The European Parliament included the Russian punk band Pussy Riot among its finalists for the European Union's annual Sakharov human rights prize on Tuesday.
Three members of the Pussy Riot band have been given a two-year prison sentence for hooliganism after they performed a "punk prayer" against President Vladimir Putin at Moscow's main cathedral. The sentence provoked an international outcry that has embarrassed the government of President Vladimir Putin.
The other finalists are the imprisoned Belarusian human rights defender, Ales Belyatsky, and a pair of Iranians, lawyer Nasrin Sotoudeh and movie director Jafar Panahi.
The winner of the EU's main human rights prize, named for the late Soviet dissident Andrei Sakharov, will be announced Dec. 12 in Strasbourg, France.
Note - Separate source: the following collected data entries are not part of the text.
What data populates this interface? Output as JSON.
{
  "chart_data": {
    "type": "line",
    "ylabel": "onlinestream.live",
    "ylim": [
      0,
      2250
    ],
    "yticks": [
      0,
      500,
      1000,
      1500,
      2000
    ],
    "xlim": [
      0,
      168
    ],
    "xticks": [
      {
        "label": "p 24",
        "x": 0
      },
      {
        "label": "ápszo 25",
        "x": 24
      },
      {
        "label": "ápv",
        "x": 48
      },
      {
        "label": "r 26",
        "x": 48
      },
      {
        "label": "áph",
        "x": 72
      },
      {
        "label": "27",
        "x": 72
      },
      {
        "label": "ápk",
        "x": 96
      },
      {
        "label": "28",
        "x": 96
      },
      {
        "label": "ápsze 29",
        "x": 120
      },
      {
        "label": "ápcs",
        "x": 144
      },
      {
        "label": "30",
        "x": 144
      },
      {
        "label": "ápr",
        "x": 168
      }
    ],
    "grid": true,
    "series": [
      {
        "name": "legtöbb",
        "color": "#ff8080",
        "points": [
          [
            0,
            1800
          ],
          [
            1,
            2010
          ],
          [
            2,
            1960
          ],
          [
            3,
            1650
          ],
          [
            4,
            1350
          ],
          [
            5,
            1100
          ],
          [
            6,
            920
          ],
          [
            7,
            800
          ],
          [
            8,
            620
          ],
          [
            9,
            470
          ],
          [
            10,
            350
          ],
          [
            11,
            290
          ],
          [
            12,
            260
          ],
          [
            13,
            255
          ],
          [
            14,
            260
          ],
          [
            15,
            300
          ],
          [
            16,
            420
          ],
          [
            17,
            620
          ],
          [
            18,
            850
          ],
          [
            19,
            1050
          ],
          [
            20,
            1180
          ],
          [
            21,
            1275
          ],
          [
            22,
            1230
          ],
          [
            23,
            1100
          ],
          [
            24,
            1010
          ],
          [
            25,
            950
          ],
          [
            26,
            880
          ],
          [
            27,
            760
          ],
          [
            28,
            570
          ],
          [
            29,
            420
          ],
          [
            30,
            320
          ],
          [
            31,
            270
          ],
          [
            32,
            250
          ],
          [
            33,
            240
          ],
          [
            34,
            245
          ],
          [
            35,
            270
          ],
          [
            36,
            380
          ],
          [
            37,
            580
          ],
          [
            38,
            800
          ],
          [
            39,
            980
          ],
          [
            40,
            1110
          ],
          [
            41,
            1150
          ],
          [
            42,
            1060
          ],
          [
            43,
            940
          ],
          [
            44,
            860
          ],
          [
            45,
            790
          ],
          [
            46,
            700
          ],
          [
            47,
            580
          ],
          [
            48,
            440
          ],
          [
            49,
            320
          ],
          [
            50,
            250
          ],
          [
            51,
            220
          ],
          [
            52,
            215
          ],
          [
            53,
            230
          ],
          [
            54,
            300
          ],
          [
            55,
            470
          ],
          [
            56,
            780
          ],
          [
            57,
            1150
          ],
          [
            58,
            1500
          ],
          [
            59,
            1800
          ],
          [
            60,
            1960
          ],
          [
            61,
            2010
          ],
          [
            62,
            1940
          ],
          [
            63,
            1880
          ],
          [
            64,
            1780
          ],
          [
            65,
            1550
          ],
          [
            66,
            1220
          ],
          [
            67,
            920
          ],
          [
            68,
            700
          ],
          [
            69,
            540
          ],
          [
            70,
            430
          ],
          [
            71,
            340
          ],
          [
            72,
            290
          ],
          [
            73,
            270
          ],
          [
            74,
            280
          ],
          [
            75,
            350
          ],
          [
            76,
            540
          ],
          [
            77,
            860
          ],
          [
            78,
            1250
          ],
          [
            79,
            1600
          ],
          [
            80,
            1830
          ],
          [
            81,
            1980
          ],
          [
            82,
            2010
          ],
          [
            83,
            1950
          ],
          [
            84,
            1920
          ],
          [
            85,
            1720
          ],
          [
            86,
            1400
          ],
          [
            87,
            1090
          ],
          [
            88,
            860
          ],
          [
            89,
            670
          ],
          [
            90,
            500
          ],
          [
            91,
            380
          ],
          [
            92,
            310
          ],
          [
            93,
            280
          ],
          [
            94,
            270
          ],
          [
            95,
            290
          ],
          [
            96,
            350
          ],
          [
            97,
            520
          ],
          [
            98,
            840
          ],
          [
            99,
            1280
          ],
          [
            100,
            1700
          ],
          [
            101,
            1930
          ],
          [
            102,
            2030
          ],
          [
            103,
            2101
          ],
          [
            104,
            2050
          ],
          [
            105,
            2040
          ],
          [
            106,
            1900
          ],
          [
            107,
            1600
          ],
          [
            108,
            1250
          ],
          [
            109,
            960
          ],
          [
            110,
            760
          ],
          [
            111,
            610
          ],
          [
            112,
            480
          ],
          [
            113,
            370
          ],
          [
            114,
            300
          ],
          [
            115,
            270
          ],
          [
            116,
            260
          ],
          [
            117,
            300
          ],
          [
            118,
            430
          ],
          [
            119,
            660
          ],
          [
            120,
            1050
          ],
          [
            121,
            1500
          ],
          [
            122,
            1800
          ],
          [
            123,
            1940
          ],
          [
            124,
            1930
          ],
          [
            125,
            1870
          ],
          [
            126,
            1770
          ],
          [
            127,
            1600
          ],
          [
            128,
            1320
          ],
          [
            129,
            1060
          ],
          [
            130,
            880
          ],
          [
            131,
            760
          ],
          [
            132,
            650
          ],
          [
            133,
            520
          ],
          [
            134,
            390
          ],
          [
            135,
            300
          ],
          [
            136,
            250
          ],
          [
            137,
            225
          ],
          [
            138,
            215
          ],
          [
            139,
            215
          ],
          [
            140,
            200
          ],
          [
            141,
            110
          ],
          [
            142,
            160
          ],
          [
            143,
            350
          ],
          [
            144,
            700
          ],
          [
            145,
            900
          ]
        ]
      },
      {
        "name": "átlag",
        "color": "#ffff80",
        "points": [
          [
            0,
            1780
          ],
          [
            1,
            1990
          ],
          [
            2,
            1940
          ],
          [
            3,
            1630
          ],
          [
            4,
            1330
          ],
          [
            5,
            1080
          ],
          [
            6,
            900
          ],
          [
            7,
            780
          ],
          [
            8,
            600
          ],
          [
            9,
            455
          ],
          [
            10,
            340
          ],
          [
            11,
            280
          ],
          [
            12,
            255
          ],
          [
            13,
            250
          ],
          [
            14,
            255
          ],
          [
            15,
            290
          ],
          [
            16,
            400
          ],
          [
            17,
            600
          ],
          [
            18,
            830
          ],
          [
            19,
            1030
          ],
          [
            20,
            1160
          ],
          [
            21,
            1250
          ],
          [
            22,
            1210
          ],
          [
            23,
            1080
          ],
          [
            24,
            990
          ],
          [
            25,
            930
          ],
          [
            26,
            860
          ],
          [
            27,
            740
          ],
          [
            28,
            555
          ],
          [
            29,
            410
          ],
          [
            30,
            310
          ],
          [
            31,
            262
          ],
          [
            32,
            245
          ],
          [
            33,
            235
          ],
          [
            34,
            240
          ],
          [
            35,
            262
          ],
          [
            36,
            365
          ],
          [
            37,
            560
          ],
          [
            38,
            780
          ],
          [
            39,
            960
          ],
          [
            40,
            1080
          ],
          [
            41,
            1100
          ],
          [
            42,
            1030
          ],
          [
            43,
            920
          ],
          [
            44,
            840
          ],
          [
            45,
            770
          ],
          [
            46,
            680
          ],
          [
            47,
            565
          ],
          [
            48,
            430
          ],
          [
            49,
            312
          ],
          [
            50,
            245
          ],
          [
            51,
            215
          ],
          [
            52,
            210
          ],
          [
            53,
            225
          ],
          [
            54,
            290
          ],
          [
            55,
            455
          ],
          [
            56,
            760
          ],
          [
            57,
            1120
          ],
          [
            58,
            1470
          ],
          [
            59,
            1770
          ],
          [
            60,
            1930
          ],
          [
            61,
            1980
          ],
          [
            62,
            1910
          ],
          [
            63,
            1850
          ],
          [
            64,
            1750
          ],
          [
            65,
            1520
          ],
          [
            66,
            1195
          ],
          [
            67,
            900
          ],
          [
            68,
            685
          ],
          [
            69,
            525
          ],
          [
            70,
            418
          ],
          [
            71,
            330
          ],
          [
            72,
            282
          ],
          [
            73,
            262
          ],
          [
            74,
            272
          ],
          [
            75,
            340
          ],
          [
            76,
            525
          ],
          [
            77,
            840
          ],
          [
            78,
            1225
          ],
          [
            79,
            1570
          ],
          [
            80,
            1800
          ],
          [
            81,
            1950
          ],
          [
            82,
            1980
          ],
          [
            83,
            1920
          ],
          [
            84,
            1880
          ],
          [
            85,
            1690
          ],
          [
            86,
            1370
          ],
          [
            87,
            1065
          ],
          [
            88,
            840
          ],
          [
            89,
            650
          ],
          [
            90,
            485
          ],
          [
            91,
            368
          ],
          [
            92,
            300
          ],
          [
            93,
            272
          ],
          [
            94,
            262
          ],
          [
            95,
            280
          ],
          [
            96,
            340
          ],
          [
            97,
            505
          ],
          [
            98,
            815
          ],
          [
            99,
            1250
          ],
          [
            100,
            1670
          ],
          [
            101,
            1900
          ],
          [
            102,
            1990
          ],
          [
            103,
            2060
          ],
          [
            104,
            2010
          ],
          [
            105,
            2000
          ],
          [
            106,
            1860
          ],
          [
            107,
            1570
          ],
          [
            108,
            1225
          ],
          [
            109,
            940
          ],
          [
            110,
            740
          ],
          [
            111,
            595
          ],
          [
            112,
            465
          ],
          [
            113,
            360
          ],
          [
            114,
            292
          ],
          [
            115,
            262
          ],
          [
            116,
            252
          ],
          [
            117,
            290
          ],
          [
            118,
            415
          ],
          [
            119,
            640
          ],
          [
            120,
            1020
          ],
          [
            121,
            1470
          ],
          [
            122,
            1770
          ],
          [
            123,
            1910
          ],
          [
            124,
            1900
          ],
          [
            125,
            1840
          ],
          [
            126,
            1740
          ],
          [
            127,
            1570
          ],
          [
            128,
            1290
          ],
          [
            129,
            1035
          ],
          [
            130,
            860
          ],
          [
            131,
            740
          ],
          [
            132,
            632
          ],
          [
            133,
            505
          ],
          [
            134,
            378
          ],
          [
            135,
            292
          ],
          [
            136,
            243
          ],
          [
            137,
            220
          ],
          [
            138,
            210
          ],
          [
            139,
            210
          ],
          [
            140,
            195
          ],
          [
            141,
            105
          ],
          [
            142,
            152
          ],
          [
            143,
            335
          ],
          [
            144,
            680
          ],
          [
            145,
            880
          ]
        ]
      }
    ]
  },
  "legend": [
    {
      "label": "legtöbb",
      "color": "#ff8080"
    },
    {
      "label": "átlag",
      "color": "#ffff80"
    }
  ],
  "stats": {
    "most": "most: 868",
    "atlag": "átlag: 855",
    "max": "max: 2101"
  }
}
"Andrei Sakharov himself would be extremely pleased to see the recognition of these creative and courageous young women," said Green Europarliamentarian Werner Schulz, who nominated the band.
A European Parliament statement said that their sentencing to two years in prison focused "the world's attention on the unscrupulous restriction of civil rights and the absence of the rule of law in Russia."
Russian authorities heaved scorn on the prize in 2009 when it was given to three prominent Russian rights activists in recognition of the difficult conditions they faced.
The prize has been awarded since 1988, and previous winners include former South African President Nelson Mandela, East Timorese leader Xanana Gusmao and Cuban dissident Oswaldo Paya.
Almost by tradition, the prize which carries a $50,000 check, has chilled relations with the government of the recipient's country.
Most of the finalists this year are imprisoned.
Belyatsky, Belarus' leading human rights activist was convicted of tax evasion and sentenced to 4.5 years in prison late last year at a trial condemned by U.S. and EU officials as politically motivated.
Sotoudeh, a prominent Iranian lawyer who has defended opposition activists, was sentenced to 18 months in prison last year.
And film director Panahi, who won awards at Cannes, Venice and other major film festivals, has been sentenced to six years in house arrest and a 20-year ban on filming after being convicted of "making propaganda" against Iran's ruling system.